The projects share the BEIR SciFact dataset and Qdrant as the vector store. They are built as separate services so each layer can be developed, tested, and replaced on its own.
- RAG quality depends heavily on indexing and retrieval — not just the language model.
- Each layer lives in its own repo with a clear boundary and its own tests.
- SciFact gives a fixed public dataset so results are comparable across repos.
- The same patterns show up in all three projects: FastAPI, Docker, config files, and step-by-step notebooks.
Raw documents
│
▼
┌──────────────────────────────┐
│ rag-data-indexing-service │ load → clean → chunk → embed → Qdrant
└──────────────────────────────┘
│ output: searchable vector index
▼
┌──────────────────────────────┐
│ rag-retrieval-benchmark │ dense / BM25 / hybrid / RRF → metrics
└──────────────────────────────┘
│ output: retrieval scores and benchmark reports
▼
┌──────────────────────────────┐
│ production-rag-answering-api│ retrieve → generate → cite → validate
└──────────────────────────────┘
│ output: grounded answers with citations
| Repository | Layer | Description | Docs |
|---|---|---|---|
| rag-data-indexing-service | Indexing | Ingests raw documents, cleans and chunks text, generates embeddings, and stores indexed chunks in Qdrant. | README |
| rag-retrieval-benchmark | Retrieval | Benchmarks retrieval strategies on SciFact using Recall@k, MRR, and related metrics.
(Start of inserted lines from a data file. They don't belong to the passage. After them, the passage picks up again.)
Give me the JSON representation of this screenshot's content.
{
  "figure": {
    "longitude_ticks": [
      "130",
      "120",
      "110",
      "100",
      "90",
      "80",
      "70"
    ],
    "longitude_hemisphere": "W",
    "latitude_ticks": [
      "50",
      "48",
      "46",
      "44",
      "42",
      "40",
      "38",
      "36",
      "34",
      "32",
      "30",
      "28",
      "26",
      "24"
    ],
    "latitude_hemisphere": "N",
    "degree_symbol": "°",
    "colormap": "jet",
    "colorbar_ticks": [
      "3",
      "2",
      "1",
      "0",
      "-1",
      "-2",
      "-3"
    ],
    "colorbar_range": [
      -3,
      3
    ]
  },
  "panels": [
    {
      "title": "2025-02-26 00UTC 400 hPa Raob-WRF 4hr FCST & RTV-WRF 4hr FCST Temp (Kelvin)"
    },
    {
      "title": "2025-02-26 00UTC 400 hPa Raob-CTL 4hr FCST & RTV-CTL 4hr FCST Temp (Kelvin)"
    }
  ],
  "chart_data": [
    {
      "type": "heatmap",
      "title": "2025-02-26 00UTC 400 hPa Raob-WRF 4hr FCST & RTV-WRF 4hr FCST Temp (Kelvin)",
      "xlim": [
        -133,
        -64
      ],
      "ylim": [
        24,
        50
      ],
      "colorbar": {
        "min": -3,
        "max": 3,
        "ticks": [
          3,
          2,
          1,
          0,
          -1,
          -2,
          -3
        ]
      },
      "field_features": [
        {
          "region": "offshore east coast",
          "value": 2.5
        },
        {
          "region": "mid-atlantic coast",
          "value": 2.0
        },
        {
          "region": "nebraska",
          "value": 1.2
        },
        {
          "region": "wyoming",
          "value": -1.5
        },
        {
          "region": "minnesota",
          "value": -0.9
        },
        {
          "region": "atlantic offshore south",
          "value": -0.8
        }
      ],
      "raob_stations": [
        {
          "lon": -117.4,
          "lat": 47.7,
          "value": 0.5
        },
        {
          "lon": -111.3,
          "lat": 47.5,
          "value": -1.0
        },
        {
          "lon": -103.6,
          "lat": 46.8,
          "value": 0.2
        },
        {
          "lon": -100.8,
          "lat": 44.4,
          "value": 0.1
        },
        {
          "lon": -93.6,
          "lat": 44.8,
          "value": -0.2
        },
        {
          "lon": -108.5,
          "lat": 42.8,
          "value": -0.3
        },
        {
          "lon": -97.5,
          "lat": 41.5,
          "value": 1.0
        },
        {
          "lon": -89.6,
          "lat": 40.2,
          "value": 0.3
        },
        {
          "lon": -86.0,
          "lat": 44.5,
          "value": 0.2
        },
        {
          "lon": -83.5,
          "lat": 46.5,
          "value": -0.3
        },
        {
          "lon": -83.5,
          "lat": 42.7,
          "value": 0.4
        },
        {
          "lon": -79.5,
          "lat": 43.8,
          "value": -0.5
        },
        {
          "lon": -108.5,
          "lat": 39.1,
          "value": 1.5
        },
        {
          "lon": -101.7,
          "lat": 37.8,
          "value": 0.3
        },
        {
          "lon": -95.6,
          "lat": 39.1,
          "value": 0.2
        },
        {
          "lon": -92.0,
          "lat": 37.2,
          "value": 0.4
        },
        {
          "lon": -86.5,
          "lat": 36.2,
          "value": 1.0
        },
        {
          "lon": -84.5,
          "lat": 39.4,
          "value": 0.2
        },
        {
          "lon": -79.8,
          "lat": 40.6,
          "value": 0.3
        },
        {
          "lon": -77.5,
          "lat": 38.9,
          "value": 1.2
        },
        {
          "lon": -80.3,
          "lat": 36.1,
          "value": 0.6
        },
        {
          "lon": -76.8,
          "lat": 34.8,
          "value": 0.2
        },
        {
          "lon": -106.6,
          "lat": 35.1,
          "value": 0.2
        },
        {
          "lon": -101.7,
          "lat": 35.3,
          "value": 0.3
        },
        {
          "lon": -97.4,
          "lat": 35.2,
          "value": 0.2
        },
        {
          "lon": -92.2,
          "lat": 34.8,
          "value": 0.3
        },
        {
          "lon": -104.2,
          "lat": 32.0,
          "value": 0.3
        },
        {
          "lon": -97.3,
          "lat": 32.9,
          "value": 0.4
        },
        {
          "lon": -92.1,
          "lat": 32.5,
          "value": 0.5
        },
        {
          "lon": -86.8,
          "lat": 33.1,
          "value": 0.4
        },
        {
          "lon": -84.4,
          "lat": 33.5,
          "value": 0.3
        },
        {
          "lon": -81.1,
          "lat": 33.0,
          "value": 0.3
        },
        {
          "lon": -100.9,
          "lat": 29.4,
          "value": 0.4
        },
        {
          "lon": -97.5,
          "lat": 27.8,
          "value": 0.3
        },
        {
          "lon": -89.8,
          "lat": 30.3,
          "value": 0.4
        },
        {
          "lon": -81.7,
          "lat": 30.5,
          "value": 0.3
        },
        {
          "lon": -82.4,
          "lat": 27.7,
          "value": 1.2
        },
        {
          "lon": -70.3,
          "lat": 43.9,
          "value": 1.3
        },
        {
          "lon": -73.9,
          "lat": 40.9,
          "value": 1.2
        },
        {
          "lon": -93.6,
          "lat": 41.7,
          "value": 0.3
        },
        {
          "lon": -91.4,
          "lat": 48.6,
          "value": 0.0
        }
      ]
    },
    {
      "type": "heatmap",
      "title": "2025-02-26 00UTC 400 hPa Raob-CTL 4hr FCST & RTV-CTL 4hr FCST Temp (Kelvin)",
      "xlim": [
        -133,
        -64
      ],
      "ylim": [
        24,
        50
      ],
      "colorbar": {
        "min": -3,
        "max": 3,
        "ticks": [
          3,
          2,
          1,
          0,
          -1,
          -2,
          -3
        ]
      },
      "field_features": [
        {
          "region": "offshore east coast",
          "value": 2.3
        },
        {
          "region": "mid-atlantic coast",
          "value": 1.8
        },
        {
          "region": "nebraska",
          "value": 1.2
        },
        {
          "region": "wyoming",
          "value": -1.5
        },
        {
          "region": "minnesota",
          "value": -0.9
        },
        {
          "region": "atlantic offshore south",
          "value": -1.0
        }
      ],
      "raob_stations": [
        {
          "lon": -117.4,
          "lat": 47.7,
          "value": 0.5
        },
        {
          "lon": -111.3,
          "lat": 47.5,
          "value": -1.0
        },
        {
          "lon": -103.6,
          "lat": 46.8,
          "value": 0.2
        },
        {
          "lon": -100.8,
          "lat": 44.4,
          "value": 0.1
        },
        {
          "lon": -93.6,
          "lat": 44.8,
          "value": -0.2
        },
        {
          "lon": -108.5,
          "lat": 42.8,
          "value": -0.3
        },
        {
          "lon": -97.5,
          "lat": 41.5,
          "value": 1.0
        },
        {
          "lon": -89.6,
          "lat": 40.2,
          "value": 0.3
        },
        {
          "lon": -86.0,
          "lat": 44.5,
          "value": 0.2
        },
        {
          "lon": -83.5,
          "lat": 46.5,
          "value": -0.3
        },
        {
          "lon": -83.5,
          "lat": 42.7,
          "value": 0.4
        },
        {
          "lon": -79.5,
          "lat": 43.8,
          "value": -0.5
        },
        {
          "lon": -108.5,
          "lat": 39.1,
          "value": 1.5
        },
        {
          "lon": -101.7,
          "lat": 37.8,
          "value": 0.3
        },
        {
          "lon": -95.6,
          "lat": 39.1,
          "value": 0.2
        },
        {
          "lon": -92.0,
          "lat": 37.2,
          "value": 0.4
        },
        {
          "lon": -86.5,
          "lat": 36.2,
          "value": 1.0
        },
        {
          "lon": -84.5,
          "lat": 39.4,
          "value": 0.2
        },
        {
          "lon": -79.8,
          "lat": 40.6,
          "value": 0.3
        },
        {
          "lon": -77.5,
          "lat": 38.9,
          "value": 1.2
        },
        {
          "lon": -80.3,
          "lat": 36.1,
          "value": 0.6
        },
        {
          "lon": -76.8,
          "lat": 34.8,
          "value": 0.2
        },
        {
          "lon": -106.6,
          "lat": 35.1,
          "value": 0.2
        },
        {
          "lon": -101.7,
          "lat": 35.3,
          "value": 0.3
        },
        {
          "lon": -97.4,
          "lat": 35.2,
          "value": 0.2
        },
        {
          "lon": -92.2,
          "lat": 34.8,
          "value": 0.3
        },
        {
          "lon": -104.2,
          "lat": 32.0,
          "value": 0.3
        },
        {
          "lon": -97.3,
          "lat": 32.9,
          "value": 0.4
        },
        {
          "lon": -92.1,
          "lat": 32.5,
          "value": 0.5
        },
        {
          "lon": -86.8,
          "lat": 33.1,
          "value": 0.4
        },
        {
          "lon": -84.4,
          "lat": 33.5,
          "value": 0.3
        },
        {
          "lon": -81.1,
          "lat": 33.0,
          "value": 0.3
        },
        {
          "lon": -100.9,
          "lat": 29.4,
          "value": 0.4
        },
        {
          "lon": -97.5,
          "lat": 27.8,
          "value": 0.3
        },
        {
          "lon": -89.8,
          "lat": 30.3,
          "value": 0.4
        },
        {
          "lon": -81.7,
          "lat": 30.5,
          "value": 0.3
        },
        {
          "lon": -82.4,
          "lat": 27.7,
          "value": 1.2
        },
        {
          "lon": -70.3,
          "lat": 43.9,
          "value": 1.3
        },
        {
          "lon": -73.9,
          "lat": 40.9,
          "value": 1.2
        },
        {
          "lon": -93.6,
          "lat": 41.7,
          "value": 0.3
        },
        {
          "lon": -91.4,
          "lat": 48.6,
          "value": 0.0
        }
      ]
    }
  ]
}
No answer generation. | README |
| production-rag-answering-api | Answering | Full RAG answering API: retrieval, context building, grounded generation, citations, validation, caching, and tracing. | README |
If you are new to the stack, work through the repos in this order:
- Indexing — rag-data-indexing-service: build a searchable vector index from documents.
- Retrieval — rag-retrieval-benchmark: compare retrieval methods before touching generation.
- Answering — production-rag-answering-api: run the end-to-end answering pipeline through the API.
| Goal | Repository |
|---|---|
| Document ingestion and Qdrant indexing only | rag-data-indexing-service |
| Retrieval metrics and strategy comparison only | rag-retrieval-benchmark |
| End-to-end RAG answering API | production-rag-answering-api |
Each repository README has a Quick Start section with make commands and notebook order.
These are not toy scripts. Each repo includes:
- HTTP API — FastAPI endpoints for the main workflow.
- CLI — command-line entry points where a service layer is not enough.
- Configuration — YAML files and environment variables instead of hard-coded values.
- Docker Compose — local stack with Qdrant and related services.
- Tests — pytest suites; the retrieval benchmark also ships evaluation metrics.
- Notebooks — phased walkthroughs that call the same code as the API.
- Observability — Phoenix tracing in the answering API.
- Developers who want to see RAG split into clear, testable layers.
- Engineers who need retrieval metrics before adding an LLM.
- Anyone working through SciFact as a small, reproducible RAG dataset.
| Component | Used in |
|---|---|
| Python, FastAPI | All three repos |
| Qdrant | All three repos |
| Docker / Docker Compose | All three repos |
| sentence-transformers | Indexing, retrieval benchmark, answering API |
| SciFact (BEIR) | All three repos |
| Phoenix / OpenTelemetry | Answering API |
| SQLite cache | Answering API |
Clone the repo you need, copy the env file, and start the stack. Details differ per project — follow the linked README for notebook order and data download steps.
# Indexing
git clone https://github.com/RAG-Implementation/rag-data-indexing-service.git
cd rag-data-indexing-service
cp .env.example .env
make up
# Retrieval benchmark
git clone https://github.com/RAG-Implementation/rag-retrieval-benchmark.git
cd rag-retrieval-benchmark
cp .env.example .env
make up
# Answering API
git clone https://github.com/RAG-Implementation/production-rag-answering-api.git
cd production-rag-answering-api
cp .env.example .env
make build && make upQuestions or collaboration: Max Ghadri on LinkedIn.
All repositories in this organization are released under the MIT License.